A journalist and author, now living in Baltimore, Robert K. Landers was born in 1944 in Washington, D.C., and grew up in New York City. After graduation from Brown University (Class of 1964), he broke into journalism as a suburban reporter-trainee at The Providence Journal, but his stint there was cut short when he was drafted into the Army in July 1965. After service in Vietnam as an Army "information specialist," he resumed his journalistic career.
Working as a reporter for The New Haven Journal-Courier, he not only learned about "Model City" politics, but also had a ringside seat at the circus of "the 1960s," complete with antiwar demonstrations, radical student uprisings at Yale, and Black Panther murder trials.

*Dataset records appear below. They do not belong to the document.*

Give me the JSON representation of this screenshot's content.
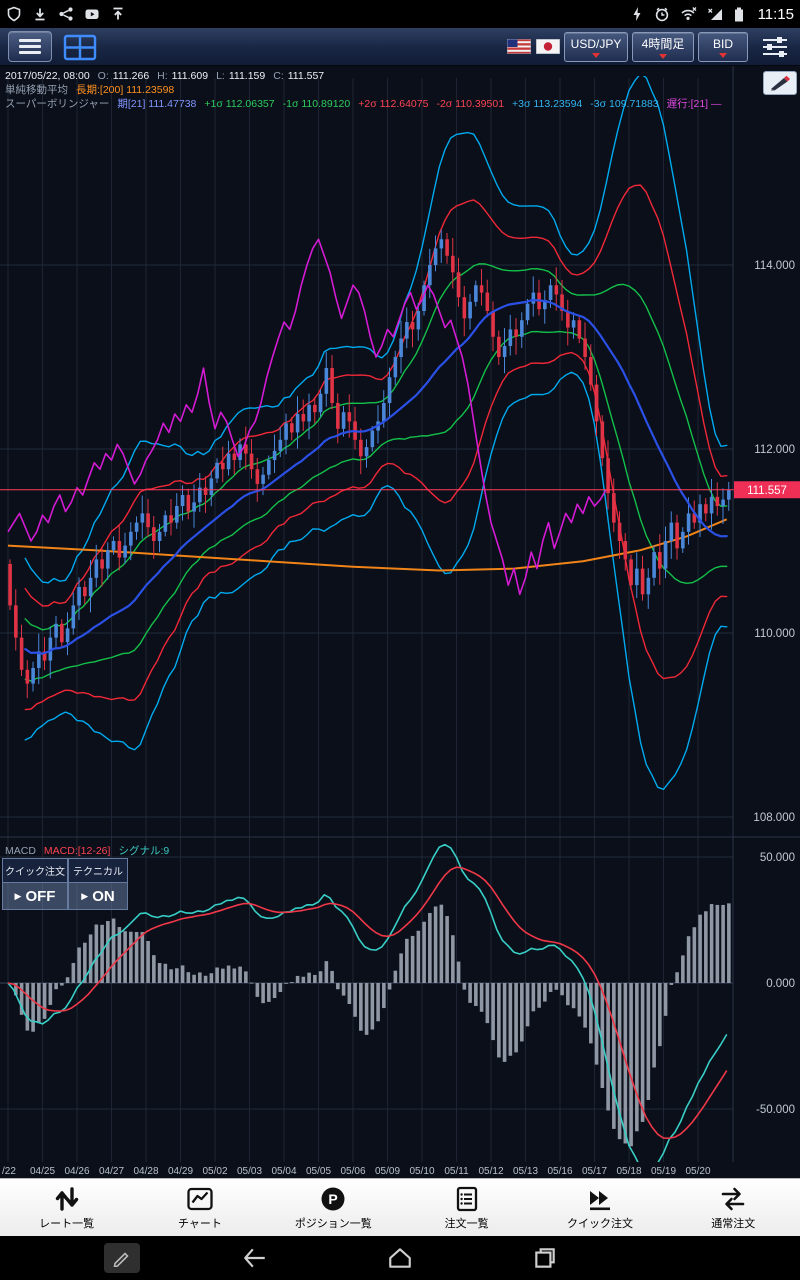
{
  "status_bar": {
    "time": "11:15",
    "left_icons": [
      "shield-icon",
      "download-icon",
      "share-icon",
      "play-icon",
      "upload-icon"
    ],
    "right_icons": [
      "power-icon",
      "alarm-icon",
      "wifi-x-icon",
      "signal-x-icon",
      "battery-icon"
    ]
  },
  "toolbar": {
    "pair": "USD/JPY",
    "timeframe": "4時間足",
    "price_side": "BID",
    "flags": [
      "US",
      "JP"
    ]
  },
  "info": {
    "datetime": "2017/05/22, 08:00",
    "o_label": "O:",
    "o": "111.266",
    "h_label": "H:",
    "h": "111.609",
    "l_label": "L:",
    "l": "111.159",
    "c_label": "C:",
    "c": "111.557"
  },
  "indicators": {
    "sma_row": {
      "name": "単純移動平均",
      "long": "長期:[200] 111.23598"
    },
    "boll_row": {
      "name": "スーパーボリンジャー",
      "center": "期[21] 111.47738",
      "s1p": "+1σ 112.06357",
      "s1m": "-1σ 110.89120",
      "s2p": "+2σ 112.64075",
      "s2m": "-2σ 110.39501",
      "s3p": "+3σ 113.23594",
      "s3m": "-3σ 109.71883",
      "lag": "遅行:[21] ―"
    },
    "macd_row": {
      "name": "MACD",
      "macd": "MACD:[12-26]",
      "signal": "シグナル:9"
    }
  },
  "overlay_buttons": {
    "quick_order": "クイック注文",
    "technical": "テクニカル",
    "off": "OFF",
    "on": "ON",
    "state_arrow": "▶"
  },
  "chart_data": {
    "type": "candlestick+macd",
    "colors": {
      "up": "#4b87d9",
      "down": "#e03345",
      "center": "#2b50e6",
      "sigma1": "#14c04a",
      "sigma2": "#f02838",
      "sigma3": "#00aaf0",
      "chikou": "#d41bd4",
      "sma200": "#f08418",
      "macd_line": "#38cfc7",
      "signal_line": "#f03848",
      "hist": "#8e97a3",
      "price_line": "#ff3f5f",
      "badge_bg": "#ef2f55"
    },
    "x_labels": [
      "/22",
      "04/25",
      "04/26",
      "04/27",
      "04/28",
      "04/29",
      "05/02",
      "05/03",
      "05/04",
      "05/05",
      "05/06",
      "05/09",
      "05/10",
      "05/11",
      "05/12",
      "05/13",
      "05/16",
      "05/17",
      "05/18",
      "05/19",
      "05/20"
    ],
    "main": {
      "ylim": [
        107.8,
        115.2
      ],
      "gridlines": [
        114,
        112,
        110,
        108
      ],
      "grid_labels": [
        "114.000",
        "112.000",
        "110.000",
        "108.000"
      ],
      "current_price": 111.557,
      "current_price_label": "111.557",
      "bollinger_period": 21,
      "chikou_shift": 21,
      "first_open": 110.75,
      "sma200_anchors": [
        [
          0,
          110.95
        ],
        [
          15,
          110.9
        ],
        [
          30,
          110.84
        ],
        [
          45,
          110.78
        ],
        [
          60,
          110.72
        ],
        [
          75,
          110.68
        ],
        [
          88,
          110.7
        ],
        [
          100,
          110.78
        ],
        [
          110,
          110.9
        ],
        [
          118,
          111.05
        ],
        [
          125,
          111.236
        ]
      ],
      "closes": [
        110.3,
        109.95,
        109.6,
        109.45,
        109.62,
        109.8,
        109.7,
        109.95,
        110.1,
        109.9,
        110.05,
        110.3,
        110.5,
        110.4,
        110.6,
        110.8,
        110.7,
        110.9,
        111.0,
        110.82,
        110.95,
        111.1,
        111.2,
        111.3,
        111.15,
        111.0,
        111.1,
        111.28,
        111.2,
        111.38,
        111.5,
        111.32,
        111.42,
        111.58,
        111.5,
        111.68,
        111.85,
        111.78,
        111.95,
        111.88,
        112.05,
        111.95,
        111.78,
        111.62,
        111.72,
        111.88,
        111.98,
        112.1,
        112.28,
        112.18,
        112.38,
        112.3,
        112.48,
        112.4,
        112.6,
        112.88,
        112.5,
        112.22,
        112.4,
        112.3,
        112.1,
        111.92,
        112.02,
        112.2,
        112.3,
        112.5,
        112.78,
        113.0,
        113.2,
        113.38,
        113.3,
        113.5,
        113.78,
        114.0,
        114.18,
        114.28,
        114.1,
        113.92,
        113.65,
        113.42,
        113.6,
        113.78,
        113.7,
        113.5,
        113.22,
        113.0,
        113.12,
        113.3,
        113.22,
        113.4,
        113.58,
        113.7,
        113.52,
        113.62,
        113.78,
        113.68,
        113.5,
        113.32,
        113.4,
        113.2,
        113.0,
        112.7,
        112.3,
        111.9,
        111.52,
        111.2,
        111.0,
        110.8,
        110.52,
        110.7,
        110.42,
        110.6,
        110.88,
        110.7,
        111.0,
        111.2,
        110.92,
        111.1,
        111.3,
        111.2,
        111.4,
        111.3,
        111.48,
        111.38,
        111.45,
        111.557
      ]
    },
    "macd": {
      "gridlines": [
        50,
        0,
        -50
      ],
      "grid_labels": [
        "50.000",
        "0.000",
        "-50.000"
      ],
      "fast": 12,
      "slow": 26,
      "signal": 9
    }
  },
  "bottom_nav": {
    "p_letter": "P",
    "items": [
      {
        "label": "レート一覧",
        "icon": "rates-icon"
      },
      {
        "label": "チャート",
        "icon": "chart-icon"
      },
      {
        "label": "ポジション一覧",
        "icon": "positions-icon"
      },
      {
        "label": "注文一覧",
        "icon": "orders-icon"
      },
      {
        "label": "クイック注文",
        "icon": "quick-order-icon"
      },
      {
        "label": "通常注文",
        "icon": "normal-order-icon"
      }
    ]
  },
  "android_nav": {
    "icons": [
      "handwriting-icon",
      "back-icon",
      "home-icon",
      "recents-icon"
    ]
  }
}
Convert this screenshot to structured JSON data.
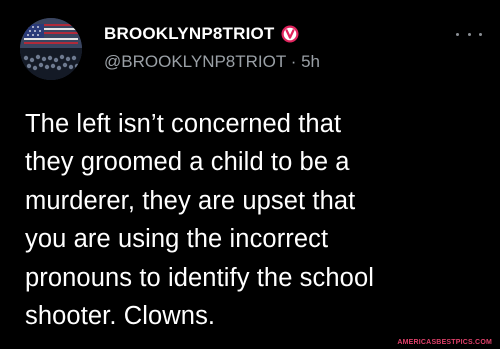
{
  "account": {
    "display_name": "BROOKLYNP8TRIOT",
    "handle": "@BROOKLYNP8TRIOT",
    "separator": "·",
    "time": "5h",
    "verified_badge_icon": "verified-badge-icon",
    "badge_color": "#e0245e"
  },
  "more_menu_icon": "more-horizontal-icon",
  "tweet": {
    "lines": [
      "The left isn’t concerned that",
      "they groomed a child to be a",
      "murderer, they are upset that",
      "you are using the incorrect",
      "pronouns to identify the school",
      "shooter. Clowns."
    ]
  },
  "watermark": {
    "text": "AMERICASBESTPICS.COM"
  },
  "colors": {
    "background": "#000000",
    "text": "#ffffff",
    "muted": "#9aa0a6"
  }
}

He subsequently worked as the city editor at The (Torrington) Register, a Northwest Connecticut sister paper to the better-known Berkshire Eagle in Pittsfield, Mass., and later as a copy editor at The Philadelphia Inquirer.

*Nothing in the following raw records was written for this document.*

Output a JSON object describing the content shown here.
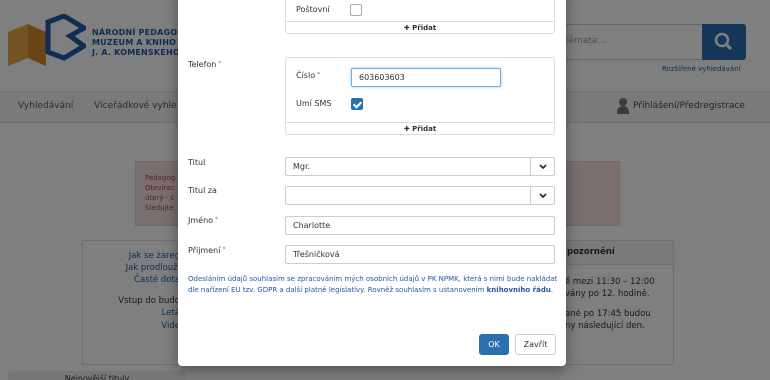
{
  "background": {
    "institution": [
      "NÁRODNÍ PEDAGO",
      "MUZEUM A KNIHO",
      "J. A. KOMENSKÉHO"
    ],
    "search_placeholder": "témata...",
    "advanced_search": "Rozšířené vyhledávání",
    "nav": [
      "Vyhledávání",
      "Víceřádkové vyhle"
    ],
    "login": "Přihlášení/Předregistrace",
    "alert_lines": [
      "Pedagog",
      "Otevírac",
      "úterý - č",
      "Sledujte"
    ],
    "left_links": [
      "Jak se zareg",
      "Jak prodlouži",
      "Časté dota",
      "Vstup do budo",
      "Letá",
      "Vide"
    ],
    "right_header": "pozornění",
    "right_text": [
      "ě mezi 11:30 – 12:00",
      "vány po 12. hodině.",
      "",
      "ané po 17:45 budou",
      "ny následující den."
    ],
    "bottom_tab": "Nejnovější tituly"
  },
  "modal": {
    "postovni_label": "Poštovní",
    "add_label": "Přidat",
    "telefon_label": "Telefon",
    "cislo_label": "Číslo",
    "cislo_value": "603603603",
    "umi_sms_label": "Umí SMS",
    "titul_label": "Titul",
    "titul_value": "Mgr.",
    "titul_za_label": "Titul za",
    "titul_za_value": "",
    "jmeno_label": "Jméno",
    "jmeno_value": "Charlotte",
    "prijmeni_label": "Příjmení",
    "prijmeni_value": "Třešničková",
    "consent_text": "Odesláním údajů souhlasím se zpracováním mých osobních údajů v PK NPMK, která s nimi bude nakládat dle nařízení EU tzv. GDPR a další platné legislativy. Rovněž souhlasím s ustanovením",
    "consent_link": "knihovního řádu",
    "ok_label": "OK",
    "close_label": "Zavřít",
    "required_mark": "*"
  },
  "colors": {
    "primary": "#2b6fb0",
    "link": "#1e5aa8",
    "alert_bg": "#f2dede",
    "required": "#d9534f"
  }
}
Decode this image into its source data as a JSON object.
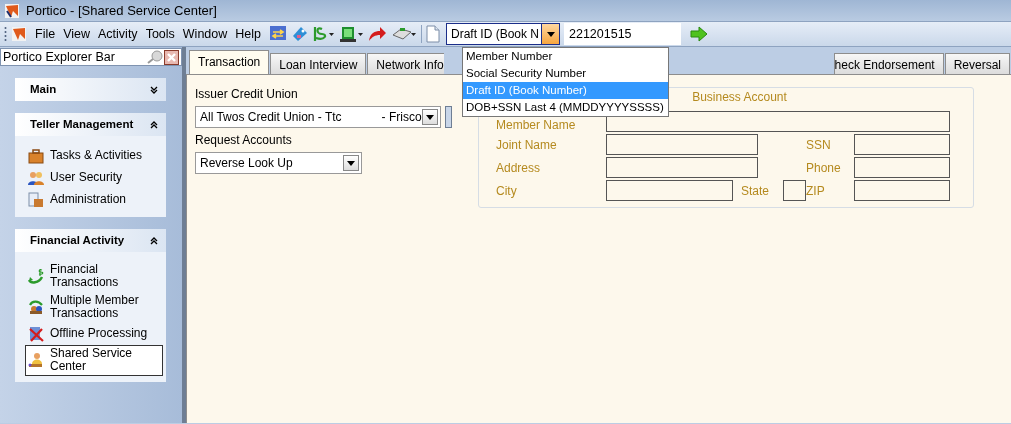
{
  "window": {
    "title": "Portico - [Shared Service Center]"
  },
  "menu": [
    "File",
    "View",
    "Activity",
    "Tools",
    "Window",
    "Help"
  ],
  "search": {
    "type_value": "Draft ID (Book N",
    "value": "221201515",
    "type_options": [
      {
        "label": "Member Number",
        "selected": false
      },
      {
        "label": "Social Security Number",
        "selected": false
      },
      {
        "label": "Draft ID (Book Number)",
        "selected": true
      },
      {
        "label": "DOB+SSN Last 4 (MMDDYYYYSSSS)",
        "selected": false
      }
    ]
  },
  "explorer_bar": {
    "title": "Portico Explorer Bar",
    "groups": [
      {
        "title": "Main",
        "expanded": false
      },
      {
        "title": "Teller Management",
        "expanded": true,
        "items": [
          {
            "label": "Tasks & Activities",
            "selected": false
          },
          {
            "label": "User Security",
            "selected": false
          },
          {
            "label": "Administration",
            "selected": false
          }
        ]
      },
      {
        "title": "Financial Activity",
        "expanded": true,
        "items": [
          {
            "label": "Financial Transactions",
            "selected": false
          },
          {
            "label": "Multiple Member Transactions",
            "selected": false
          },
          {
            "label": "Offline Processing",
            "selected": false
          },
          {
            "label": "Shared Service Center",
            "selected": true
          }
        ]
      }
    ]
  },
  "tabs": [
    {
      "label": "Transaction",
      "selected": true
    },
    {
      "label": "Loan Interview",
      "selected": false
    },
    {
      "label": "Network Info",
      "selected": false
    },
    {
      "label": "heck Endorsement",
      "selected": false
    },
    {
      "label": "Reversal",
      "selected": false
    }
  ],
  "form": {
    "issuer_label": "Issuer Credit Union",
    "issuer_value": "All Twos Credit Union - Ttc",
    "issuer_city": "-  Frisco",
    "request_label": "Request Accounts",
    "request_value": "Reverse Look Up"
  },
  "business_account": {
    "title": "Business Account",
    "fields": [
      {
        "label": "Member Name",
        "kind": "wide"
      },
      {
        "label": "Joint Name",
        "kind": "medium"
      },
      {
        "label": "SSN",
        "kind": "short"
      },
      {
        "label": "Address",
        "kind": "medium"
      },
      {
        "label": "Phone",
        "kind": "short"
      },
      {
        "label": "City",
        "kind": "small"
      },
      {
        "label": "State",
        "kind": "tiny"
      },
      {
        "label": "ZIP",
        "kind": "short"
      }
    ]
  }
}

As a staff writer from 1986 to 1991 at Congressional Quarterly's Editorial Research Reports (now the CQ Researcher), Landers wrote close to 50 lengthy background reports, based on research and original reporting, and aimed at editorial page editors and libraries. The subjects included the homeless, welfare reform, presidential transitions, the census undercount, opinion polls, think tanks, women and combat, multicultural education, affirmative action, the nurse shortage, independent adoption, DNA "fingerprinting," and the common cold. Some reports challenged the conventional wisdom; some won high praise from noted authorities. Excerpts were often published in newspapers around the country.
As an editor at The Wilson Quarterly from 1991 to 2006, Landers wrote the magazine's distinctive "Periodicals" section, which consisted of "reviews" and surveys of articles from journals and magazines, far and wide. He also edited essays on such subjects as Vietnam since the war, the prospects of an Islamic "reformation," and the history of money and politics.

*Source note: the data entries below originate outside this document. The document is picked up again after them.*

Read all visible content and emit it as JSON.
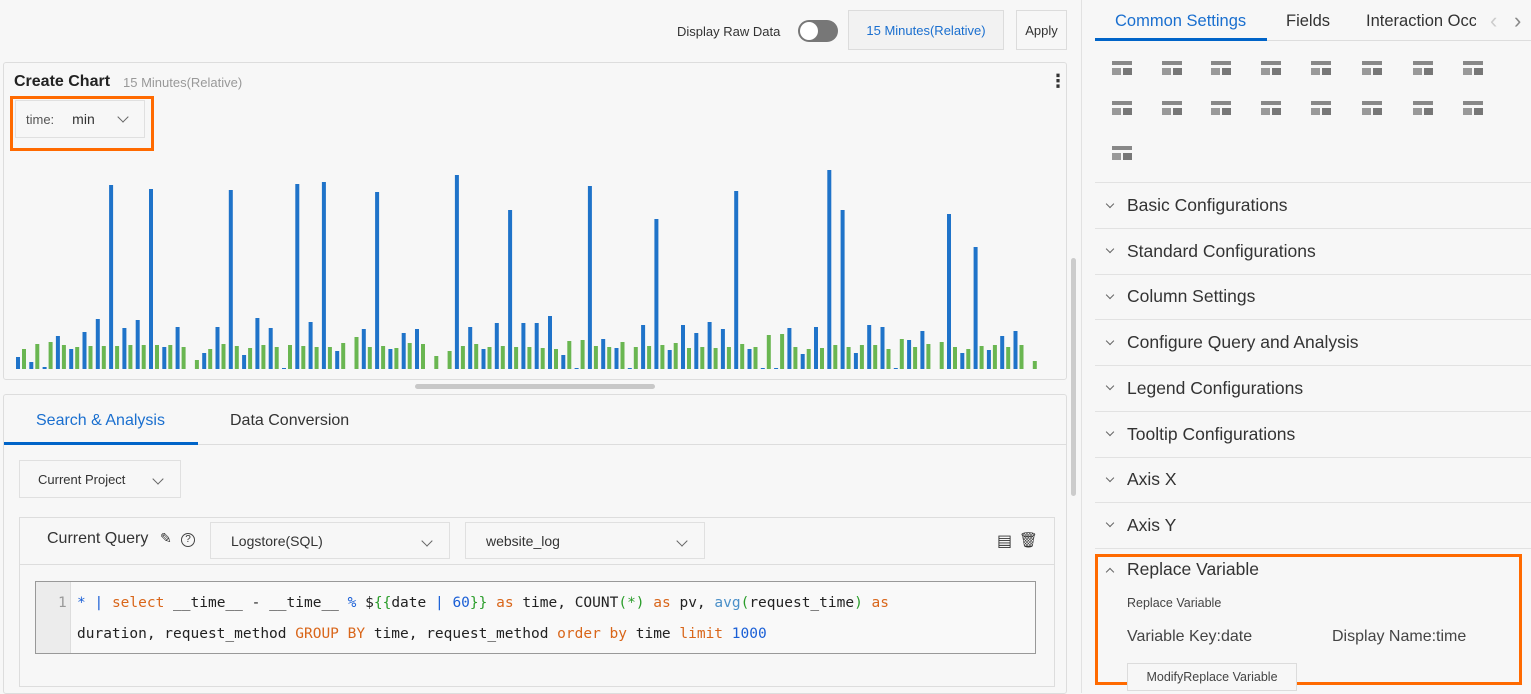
{
  "toolbar": {
    "raw_data_label": "Display Raw Data",
    "raw_data_on": false,
    "time_range": "15 Minutes(Relative)",
    "apply": "Apply"
  },
  "chart_panel": {
    "title": "Create Chart",
    "subtitle": "15 Minutes(Relative)",
    "variable_label": "time:",
    "variable_value": "min"
  },
  "chart_data": {
    "type": "bar",
    "grid": false,
    "colors": [
      "#1f73c9",
      "#6ab651"
    ],
    "series": [
      {
        "values": [
          12,
          7,
          2,
          33,
          20,
          37,
          50,
          184,
          41,
          49,
          180,
          22,
          42,
          0,
          16,
          42,
          179,
          14,
          51,
          41,
          1,
          185,
          47,
          187,
          18,
          0,
          40,
          177,
          20,
          36,
          40,
          0,
          0,
          194,
          42,
          20,
          46,
          159,
          46,
          46,
          53,
          14,
          1,
          183,
          30,
          21,
          1,
          44,
          150,
          19,
          44,
          36,
          47,
          40,
          178,
          20,
          1,
          1,
          41,
          15,
          42,
          199,
          159,
          16,
          44,
          42,
          1,
          29,
          38,
          0,
          155,
          16,
          122,
          19,
          33,
          38,
          0
        ]
      },
      {
        "values": [
          20,
          25,
          27,
          24,
          22,
          23,
          23,
          23,
          24,
          24,
          24,
          24,
          22,
          9,
          20,
          25,
          23,
          21,
          24,
          22,
          24,
          23,
          22,
          22,
          26,
          32,
          22,
          23,
          21,
          26,
          25,
          13,
          18,
          23,
          25,
          22,
          23,
          22,
          22,
          21,
          20,
          28,
          29,
          23,
          22,
          27,
          22,
          23,
          24,
          26,
          21,
          22,
          21,
          22,
          25,
          22,
          34,
          35,
          22,
          20,
          21,
          24,
          22,
          24,
          24,
          20,
          30,
          22,
          25,
          27,
          22,
          20,
          23,
          24,
          22,
          24,
          8
        ]
      }
    ]
  },
  "tabs": {
    "items": [
      {
        "label": "Search & Analysis",
        "active": true
      },
      {
        "label": "Data Conversion",
        "active": false
      }
    ]
  },
  "query": {
    "project": "Current Project",
    "label": "Current Query",
    "store_type": "Logstore(SQL)",
    "logstore": "website_log",
    "line_number": "1",
    "line1": [
      [
        "* ",
        "t-blue"
      ],
      [
        "| ",
        "t-blue"
      ],
      [
        "select ",
        "t-kw"
      ],
      [
        "__time__ - __time__ ",
        "t-plain"
      ],
      [
        "% ",
        "t-blue"
      ],
      [
        "$",
        "t-plain"
      ],
      [
        "{{",
        "t-green"
      ],
      [
        "date ",
        "t-plain"
      ],
      [
        "| ",
        "t-blue"
      ],
      [
        "60",
        "t-blue"
      ],
      [
        "}}",
        "t-green"
      ],
      [
        " as ",
        "t-kw"
      ],
      [
        "time, COUNT",
        "t-plain"
      ],
      [
        "(*)",
        "t-green"
      ],
      [
        " as ",
        "t-kw"
      ],
      [
        "pv, ",
        "t-plain"
      ],
      [
        "avg",
        "t-lb"
      ],
      [
        "(",
        "t-green"
      ],
      [
        "request_time",
        "t-plain"
      ],
      [
        ")",
        "t-green"
      ],
      [
        " as",
        "t-kw"
      ]
    ],
    "line2": [
      [
        "duration, request_method ",
        "t-plain"
      ],
      [
        "GROUP BY ",
        "t-kw"
      ],
      [
        "time, request_method ",
        "t-plain"
      ],
      [
        "order by ",
        "t-kw"
      ],
      [
        "time ",
        "t-plain"
      ],
      [
        "limit ",
        "t-kw"
      ],
      [
        "1000",
        "t-blue"
      ]
    ]
  },
  "right": {
    "tabs": [
      {
        "label": "Common Settings",
        "active": true
      },
      {
        "label": "Fields",
        "active": false
      },
      {
        "label": "Interaction Occ",
        "active": false
      }
    ],
    "chart_icons": [
      "number-chart-icon",
      "progress-bar-icon",
      "flow-chart-icon",
      "map-icon",
      "amap-icon",
      "sankey-icon",
      "word-cloud-icon",
      "treemap-icon",
      "funnel-icon",
      "column-chart-icon",
      "histogram-icon",
      "table-icon",
      "tree-icon",
      "china-map-icon",
      "location-map-icon",
      "scatter-chart-icon",
      "boxplot-icon"
    ],
    "sections": [
      "Basic Configurations",
      "Standard Configurations",
      "Column Settings",
      "Configure Query and Analysis",
      "Legend Configurations",
      "Tooltip Configurations",
      "Axis X",
      "Axis Y"
    ],
    "replace": {
      "title": "Replace Variable",
      "subtitle": "Replace Variable",
      "key": "Variable Key:date",
      "display": "Display Name:time",
      "button": "ModifyReplace Variable"
    },
    "highlight_color": "#ff6a00"
  }
}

During his years at The Wilson Quarterly, Landers researched and wrote a biography, "An Honest Writer: The Life and Times of James T. Farrell" (Encounter, 2004). Novelist Farrell (1904-79) is best known for "Studs Lonigan," the classic trilogy about a swaggering young "tough guy" from a lower-middle-class Irish family on Chicago's South Side. The late Hilton Kramer, former chief art critic of The New York Times, called "An Honest Writer" "a first-rate biography." Other published encomiums included: “seminal and clarifying” (ALA’s Booklist), “brilliant” (Commonweal), “superb” (The New Criterion), “splendid” (Quadrant) and “definitive” (Douglas Brinkley).
In more recent years, Landers has been working as a freelance writer, contributing to The Wall Street Journal, Commonweal and other publications.